Electronic – How to protect against voltage surges from sensors

currentcurrent measurementtransformer

I'm attempting to use a CT to measure AC current. I got a lot of information in this answer to another question which led me to huge amount investigation.

I want to measure the current in use by an AC appliance from a 5V ADC chip (e.g. an arduino, but I've got a couple different things, so it might be an arduino itself).

My first attempt involved taking the output of a CT, hooking it up to a bridge rectifier, grabbing a 10k resister and measuring the value relative to 5V off the ADC. My test appliance is a lamp with a 75W bulb. It basically worked, but was giving me "off the chart" numbers when I turned on the lamp. This made me think something bad was happening.

The other poster suggested I put a 3300 Ohm resistor across the voltage of the output. The expectation was that I'd get 680mV. Doing this with my old DMM wasn't giving me much information, so I ordered an oscilloscope and decided to see what was really going on.

This is basically my story of attempting that.

turning on the light with a 3300 Ohm CT reading

While the voltage seems to go slightly negative, the difference between my minimum and maximum seems to be the predicted 680mV. However, you can see a giant spike of 7.12V when the device is actually turned on.

I'd like to not plug 7.12V into the 5V ADC, so how might I go about suppressing that?

(I'd also like to level out the results so I can get a solid read, but that's a different problem I'll try to solve after preventing chip explosions when switches flip)

Best Answer

A typical and simple solution is a schottky diode (low forward voltage drop) from your signal line to +5V (anode to signal, cathode to +5V) will limit the voltage spikes to a few 100mV above +5V.
Similarly a diode to ground (cathode to signal, anode to ground) can prevent negative swings.

For something like a CT that is capable of huge voltage spikes, a TVS (transient voltage suppressor) instead or as well as the diodes might be a good idea too.

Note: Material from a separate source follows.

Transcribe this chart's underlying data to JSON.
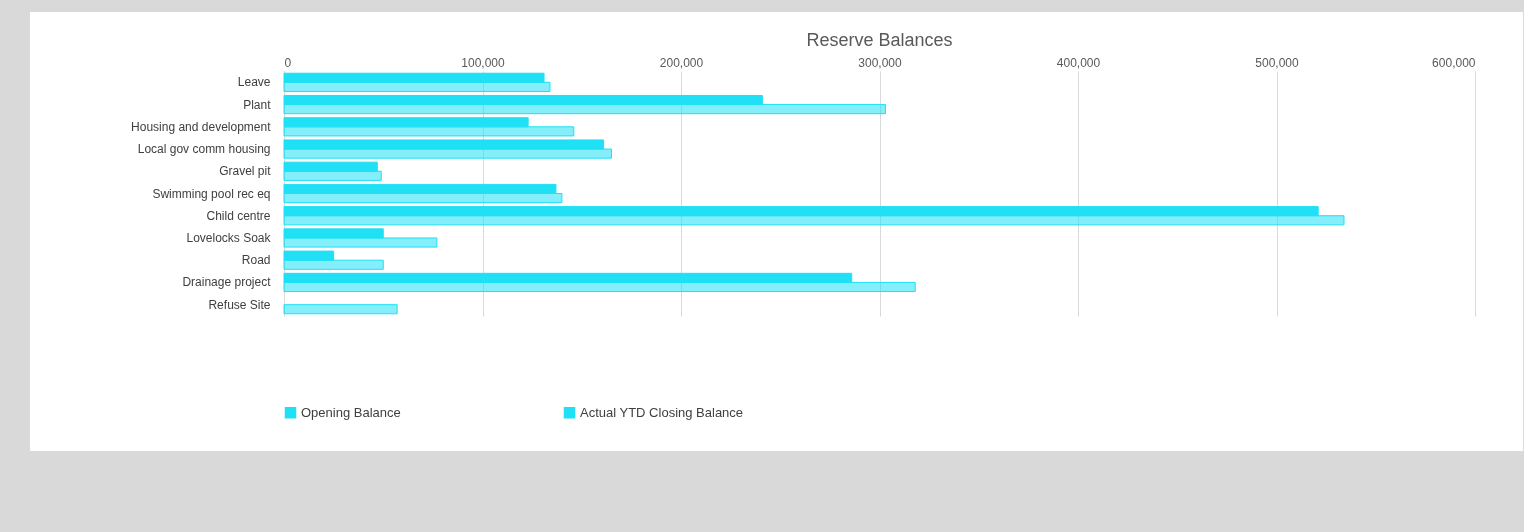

I would suggest a buffer (e.g. non inverting opamp, unity gain) in between your CT output and ADC. This would add a stage of protection before your ADC. You can use the diodes on it's inputs to protect it, and if you power it from +5V it is guaranteed not to swing higher than the ADC can handle. Also you could add a few gain taps (e.g. 1,5,10,etc) to switch between for different current ranges - this way you will be able to use the full range of the ADC better.
For instance your 680mV signal is only using (0.68V / 5V) * 100 = 13.6 % of the ADCs range. For an 8-bit ADC this equates to ~35 out of 256, 680mV / 35 = 19mV per ADC step (e.g. 00000001 = 19mV, 00000010 = 38mV, etc). If you had a gain tap of 5 (e.g 0.68V * 5 = 3.4V) it would be more like 4mV per step.